The story is about Michael Dolan, an angry young reporter who starts a real crusade against hypocrisy and corruption. One of his articles about an arranged base-ball game is censored by his chief and he quits, creates his own newspaper and publishes the articles he couldn't show before, in spite of the system and its powerful elements who try to stop his activities. When he discovers a secret, racist organization looking and acting like the Klan and realizes that its leader are some of the greatest men in the city, able to mutilate other people for what they call "moral" reasons, he doesn't hesitate to write and publish their names and acts. He just broke his future; in the end he's murdered before he can get into the court to confirm what he heard and saw.

McCoy was a former reporter in Dallas, for eight years (from 1922 to 1930) and he knows what he talks about. His novel is compelling, written as a script, with very little narration and very much dialog. There is no psychology, almost everything is in what the characters say and do. The novel also has its moments of great humour, from the problems Dolan encounters with the numerous women turning around him. On the whole, a great novel, very tough and largely underrated (except in England - where the book was first published, in 1938 - and France).

Rating: 1 stars
Summary: Just to clear this up...
Review: First off, for the guy in France, this book is not censored or banned in America. It was out of print for some time, but was then reprinted, along with several other McCoy books, about four years ago.

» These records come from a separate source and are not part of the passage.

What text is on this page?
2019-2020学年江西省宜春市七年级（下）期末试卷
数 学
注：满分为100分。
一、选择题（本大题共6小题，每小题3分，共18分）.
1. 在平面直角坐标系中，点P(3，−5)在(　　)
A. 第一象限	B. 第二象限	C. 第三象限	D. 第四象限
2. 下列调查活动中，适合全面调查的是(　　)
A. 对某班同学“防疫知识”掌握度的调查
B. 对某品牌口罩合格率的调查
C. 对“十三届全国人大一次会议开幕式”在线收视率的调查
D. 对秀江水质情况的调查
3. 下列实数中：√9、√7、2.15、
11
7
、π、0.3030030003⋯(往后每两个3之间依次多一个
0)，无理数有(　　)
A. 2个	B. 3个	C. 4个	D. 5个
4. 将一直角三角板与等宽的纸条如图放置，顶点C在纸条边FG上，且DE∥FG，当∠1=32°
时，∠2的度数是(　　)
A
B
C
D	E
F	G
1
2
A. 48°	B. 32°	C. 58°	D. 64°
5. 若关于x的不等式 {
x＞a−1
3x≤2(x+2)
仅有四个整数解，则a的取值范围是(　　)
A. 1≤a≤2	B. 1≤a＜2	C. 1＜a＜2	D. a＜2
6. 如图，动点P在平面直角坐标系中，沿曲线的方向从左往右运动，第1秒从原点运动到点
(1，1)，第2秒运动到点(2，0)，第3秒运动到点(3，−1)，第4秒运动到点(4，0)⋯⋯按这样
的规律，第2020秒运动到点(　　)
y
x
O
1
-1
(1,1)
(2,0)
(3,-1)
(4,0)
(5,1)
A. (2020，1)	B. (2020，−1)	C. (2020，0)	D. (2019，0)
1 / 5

Second, I thought this book was embarrassing. "They Shoot Horses, Don't They?" was great, but this book is horribly clunky and obvious. Dolan, Bishop, and Myra do nothing but preach, and they do it badly. McCoy is better than this.

Rating: 4 stars
Summary: The Focus Is On Strong Issues
Review: This book takes aim at the newspaper industry, particularly at the reluctance of newspaper bosses to print stories about certain criminal elements. The problem being, these criminal elements provide the bulk of the paper's advertising revenue and would take a dim view of reading about their own activities in the paper. Protagonist Mike Dolan becomes increasingly frustrated with this attitude, so much so, he quits his job and seeks another avenue of bringing the cities corrupt to the public eye. Dolan wants to make a difference, he believes that he can write the kind of expose stories that will actually fight corruption and put some people behind bars.

His solution is to start his own magazine, which he names The Cosmopolite and plans to make it a magazine that won't be afraid to tell it like it is. In fact, he sub-titles the magazine with the words "The truth, the whole truth and nothing but the truth". So intent is he on revealing the truth and seeing that the guilty are exposed, he completely ignores the fact that the toes that he steps on belong to some pretty mean people who won't be willing to stand by and be exposed without fighting back. Undeterred, he determinedly continues to produce his magazine, living by the phrase, "publish and be damned".

Written so many years ago (in 1937), yet the issues raised here are just as relevant today as they were then. Freedom of speech, racism, abortion, corruption in big business, are all still big issues that only the reckless or very courageous are willing to speak out about.